1st. question is how long will he be here?

2nd. where will he be going back to

3rd. How will he be traveling? How much cargo can he transport back?

I ask because depending on how long he will be here online ordering may not be an option due to shipping time. Next is power (for the sub) we ant to recommend something that will support your voltage. Then finally if space is a premium then speaker size becomes more of an issue.


----------



## mohsen.alshokan (Aug 31, 2011)

Thanks Jungle Jack your choices sound fantastic.

rab-byte. 
he will be there for 1 month then he will go back to KSA and for the shipment I think he will ship the stuff by Aramex.


Thanks to all


----------



## mohsen.alshokan (Aug 31, 2011)

JJ are you sure about the prices, I found the Onkyo TX-NR709 for about $900 and your price was $579 .

can you send me the link.


Thanks 
Mohsen


----------



## Jungle Jack (Jul 28, 2009)

Hello,
I provided the Stores where every item I listed is from. Go to Newegg and you will see that price. You have to put the item in the cart to see the Sale Price as Onkyo does not like items being sold below MSRP. However, every price is correct.
Cheers.
JJ


----------



## rab-byte (Feb 1, 2011)

With one month shipping shouldn't be a problem and I'm assuming that means shipping will be via cargo container so that shouldn't be a problem. 

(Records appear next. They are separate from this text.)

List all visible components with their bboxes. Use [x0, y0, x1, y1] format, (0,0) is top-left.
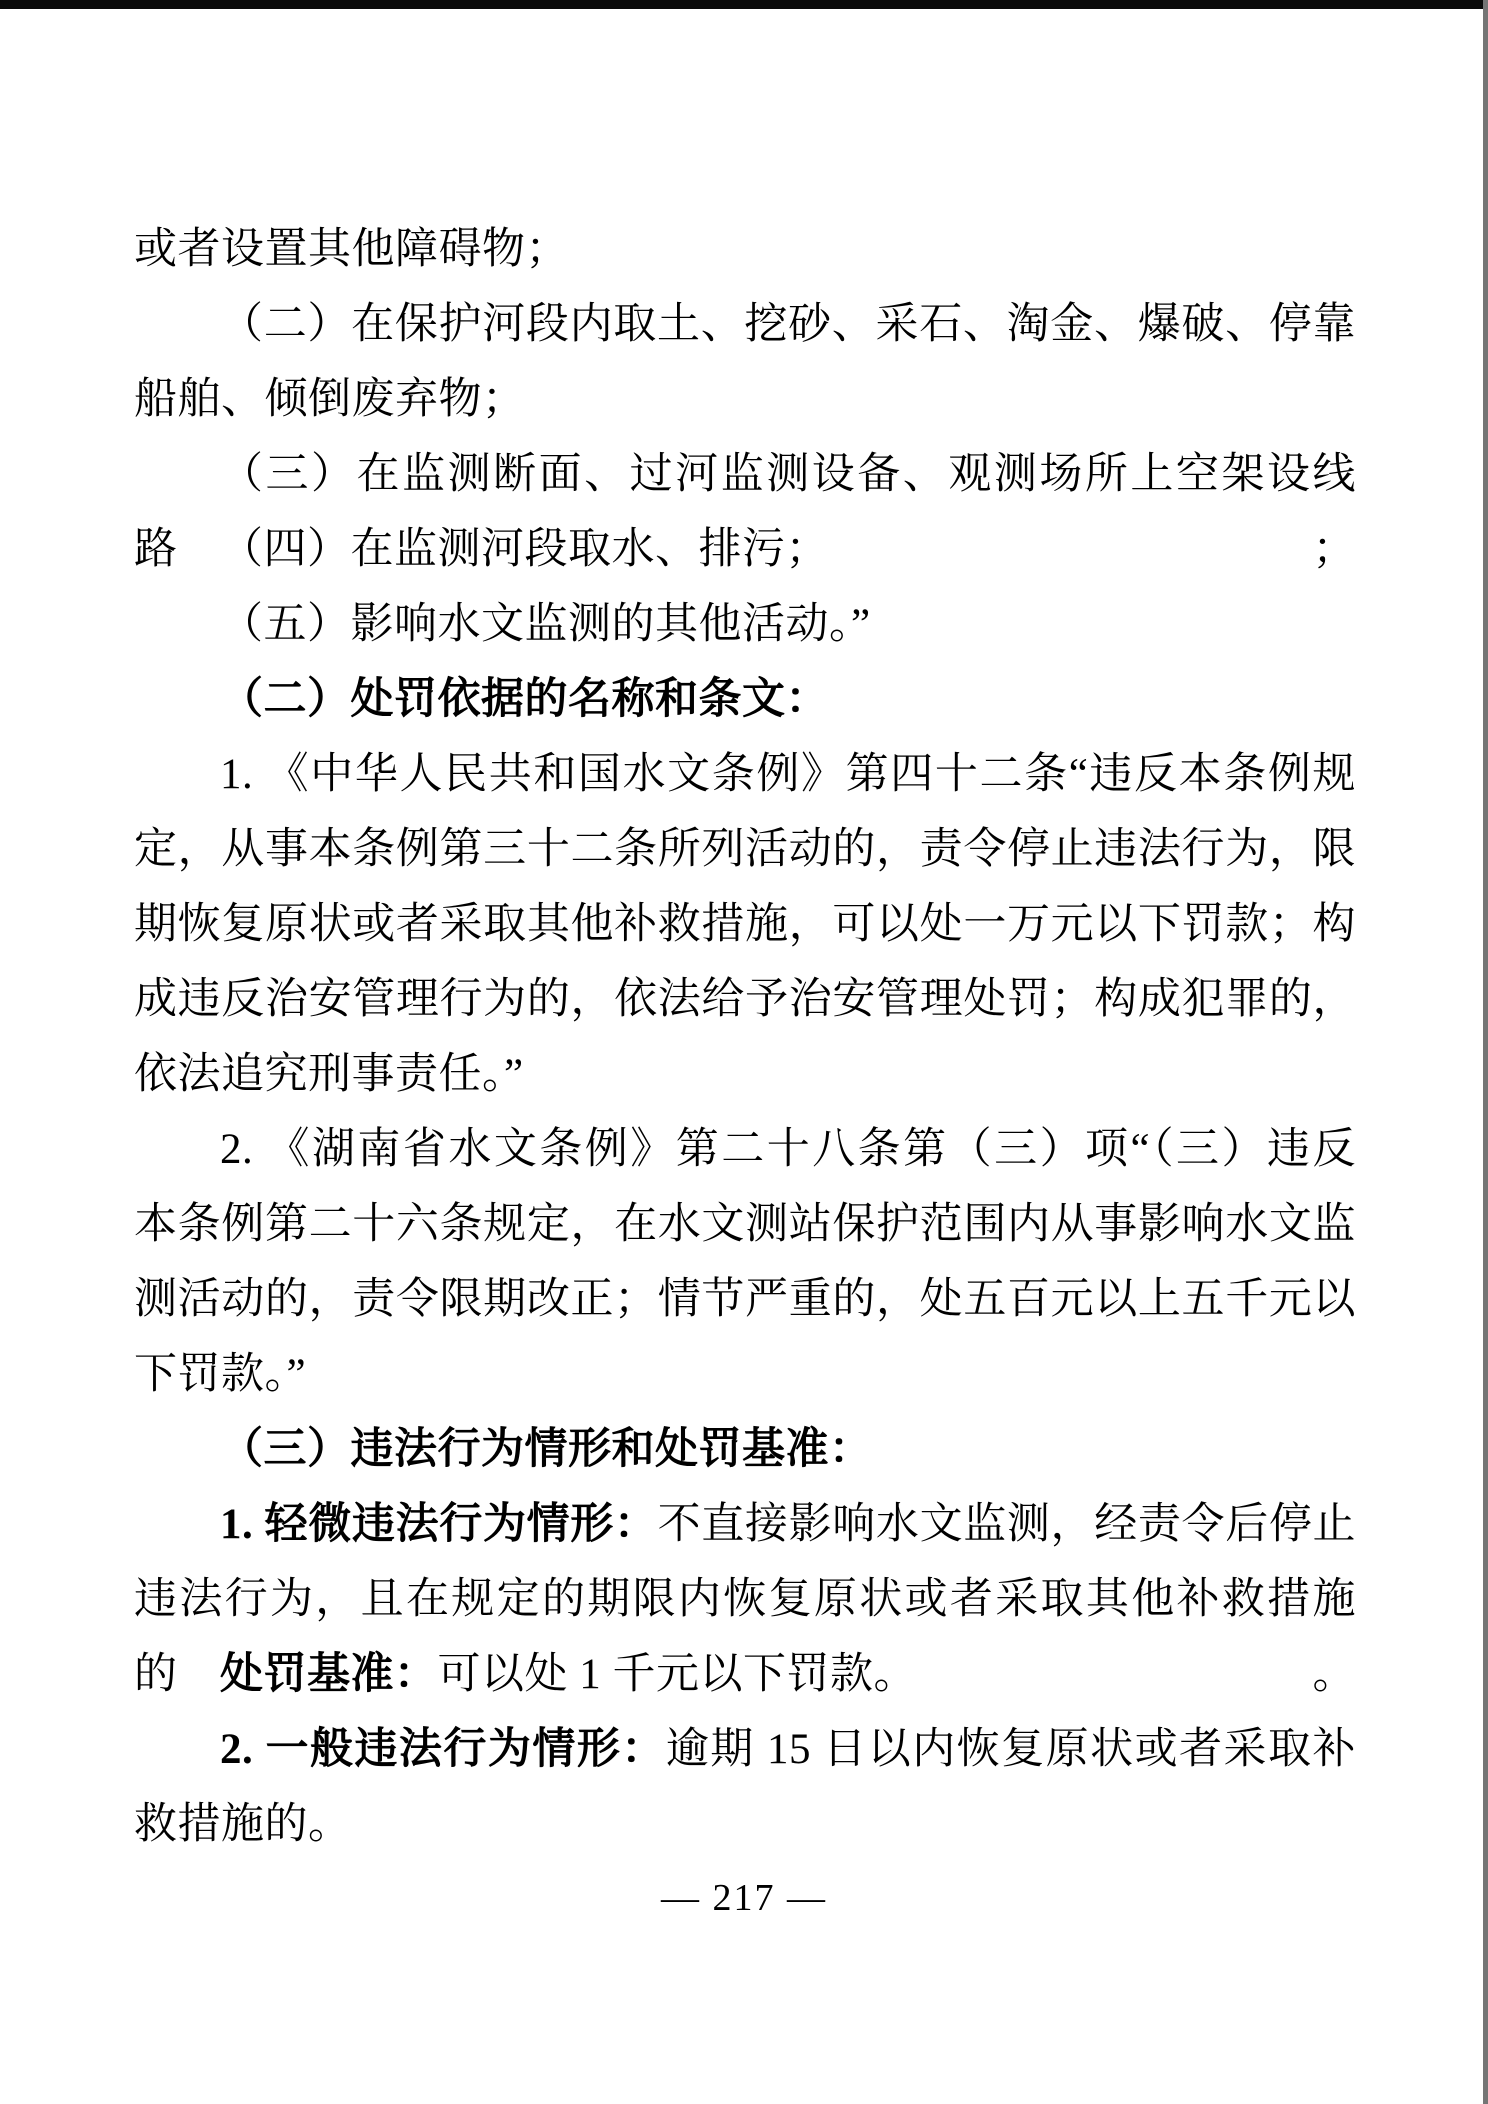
text-line: （五）影响水文监测的其他活动。” — [134, 587, 1356, 662]
text-line: 救措施的。 — [134, 1787, 1356, 1862]
text-segment: 1. 《中华人民共和国水文条例》第四十二条“违反本条例规 — [220, 751, 1356, 798]
text-segment: （二）在保护河段内取土、挖砂、采石、淘金、爆破、停靠 — [220, 301, 1356, 348]
text-line: 2. 一般违法行为情形：逾期 15 日以内恢复原状或者采取补 — [134, 1712, 1356, 1787]
text-line: 期恢复原状或者采取其他补救措施，可以处一万元以下罚款；构 — [134, 887, 1356, 962]
text-segment: 救措施的。 — [134, 1801, 352, 1848]
text-segment: 或者设置其他障碍物； — [134, 226, 569, 273]
text-segment: 期恢复原状或者采取其他补救措施，可以处一万元以下罚款；构 — [134, 901, 1356, 948]
text-segment: 测活动的，责令限期改正；情节严重的，处五百元以上五千元以 — [134, 1276, 1356, 1323]
text-line: 本条例第二十六条规定，在水文测站保护范围内从事影响水文监 — [134, 1187, 1356, 1262]
text-segment: 本条例第二十六条规定，在水文测站保护范围内从事影响水文监 — [134, 1201, 1356, 1248]
text-line: 依法追究刑事责任。” — [134, 1037, 1356, 1112]
text-segment: （五）影响水文监测的其他活动。” — [220, 601, 871, 648]
text-line: （二）在保护河段内取土、挖砂、采石、淘金、爆破、停靠 — [134, 287, 1356, 362]
text-segment: 2. 一般违法行为情形： — [220, 1726, 666, 1773]
section-heading-line: （三）违法行为情形和处罚基准： — [134, 1412, 1356, 1487]
scan-top-edge-line — [0, 0, 1488, 9]
text-segment: 逾期 15 日以内恢复原状或者采取补 — [666, 1726, 1356, 1773]
text-line: 1. 轻微违法行为情形：不直接影响水文监测，经责令后停止 — [134, 1487, 1356, 1562]
text-line: 定，从事本条例第三十二条所列活动的，责令停止违法行为，限 — [134, 812, 1356, 887]
text-segment: 下罚款。” — [134, 1351, 306, 1398]
text-line: 成违反治安管理行为的，依法给予治安管理处罚；构成犯罪的， — [134, 962, 1356, 1037]
text-segment: 1. 轻微违法行为情形： — [220, 1501, 658, 1548]
text-line: 下罚款。” — [134, 1337, 1356, 1412]
text-line: （三）在监测断面、过河监测设备、观测场所上空架设线路； — [134, 437, 1356, 512]
text-line: 违法行为，且在规定的期限内恢复原状或者采取其他补救措施的。 — [134, 1562, 1356, 1637]
text-line: 1. 《中华人民共和国水文条例》第四十二条“违反本条例规 — [134, 737, 1356, 812]
document-body-text: 或者设置其他障碍物；（二）在保护河段内取土、挖砂、采石、淘金、爆破、停靠船舶、倾… — [134, 212, 1356, 1862]
text-segment: 不直接影响水文监测，经责令后停止 — [658, 1501, 1356, 1548]
text-segment: 依法追究刑事责任。” — [134, 1051, 524, 1098]
text-line: 测活动的，责令限期改正；情节严重的，处五百元以上五千元以 — [134, 1262, 1356, 1337]
text-segment: 船舶、倾倒废弃物； — [134, 376, 526, 423]
document-page: { "page": { "footer": "— 217 —", "colors… — [0, 0, 1488, 2104]
text-segment: （二）处罚依据的名称和条文： — [220, 676, 829, 723]
text-segment: （三）违法行为情形和处罚基准： — [220, 1426, 873, 1473]
text-line: 船舶、倾倒废弃物； — [134, 362, 1356, 437]
text-line: 或者设置其他障碍物； — [134, 212, 1356, 287]
text-segment: 定，从事本条例第三十二条所列活动的，责令停止违法行为，限 — [134, 826, 1356, 873]
scan-right-edge-line — [1483, 0, 1488, 2104]
text-segment: 可以处 1 千元以下罚款。 — [438, 1651, 918, 1698]
text-segment: 2. 《湖南省水文条例》第二十八条第（三）项“（三）违反 — [220, 1126, 1356, 1173]
text-segment: 成违反治安管理行为的，依法给予治安管理处罚；构成犯罪的， — [134, 976, 1356, 1023]
page-number: — 217 — — [0, 1876, 1488, 1920]
section-heading-line: （二）处罚依据的名称和条文： — [134, 662, 1356, 737]
text-segment: 处罚基准： — [220, 1651, 438, 1698]
text-segment: （四）在监测河段取水、排污； — [220, 526, 829, 573]
text-line: 2. 《湖南省水文条例》第二十八条第（三）项“（三）违反 — [134, 1112, 1356, 1187]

JJ is staring you in the right direction for your amp. 

As for speakers, how big is too big?


----------



## mohsen.alshokan (Aug 31, 2011)

Thanks to all of you.


----------



## mohsen.alshokan (Aug 31, 2011)

hi,

its me again with some update on my cousin trip .
after one week in US, he decide to go on extra level on his HT.

he decide that he will invest around $3500.
he is thinking of Onkyo 809 and the speakers are Harman Kardon hkts 60 and he decide to buy the Boxee Box
I need your opinion especially JJ.


----------



## Jungle Jack (Jul 28, 2009)

Hello,
The 809 is an excellent choice. If considering spending that much money, I would urge your Cousin to sell the Harman Kardon Speakers and get something more capable given just how important Speakers are.
Cheers,
JJ


----------



## mohsen.alshokan (Aug 31, 2011)

Thanks JJ.

what about the earlier suggested SVS speakers and MKIV Subwoofer could they go with this receiver.

Mohsen


----------



## mohsen.alshokan (Aug 31, 2011)

the US market is driving my cousin to craziness, he is totally surprised by your prices, models and the warranty those are offered in your country.
your market prices are lower by around $450 than our prices thats in the receivers only think about the rest of the system.


----------



## Jungle Jack (Jul 28, 2009)

mohsen.alshokan said:


> Thanks JJ.
> 
> what about the earlier suggested SVS speakers and MKIV Subwoofer could they go with this receiver.
> 
> Mohsen


Mohsen,
The SVS's and Subwoofer would be absolutely perfect and would be a huge upgrade. And indeed the prices in the States are often far lower than most places. Hopefully, he will be able to take advantage of the savings.
Cheers,
J


----------